One told FOX 12 they already struggle to keep homeless people from loitering outside of their business and doing drugs in their bathroom. They’re now afraid that problem will only intensify with the temporary shelter setting up shop close by.  

Menashe says he understands concerns, but respectfully disagrees with them.

“It’s only at night and it’s only temporary, so if someone wanted to challenge it, I’d let them know it's anywhere from 25 degrees to 45 degrees and pouring if not snowing.  I have a heart, and maybe not everyone loves the decision we made, but I will stand by it,” said Menashe.
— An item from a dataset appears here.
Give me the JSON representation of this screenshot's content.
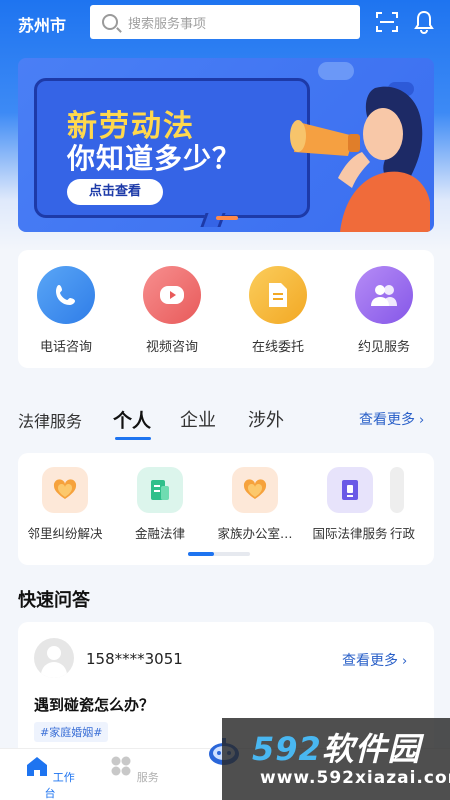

Menashe tells FOX 12 the stairway and elevator off of 4th and Washington will be the only way the group can walk in and out of the building within that 7 pm to 6:30 am time frame, stressing that they will not have access to the businesses on the ground floor.

Portland police also plan to up patrols in the area, according to Menashe.

If all goes according to plan the temporary shelter will open up on Monday, January 18th.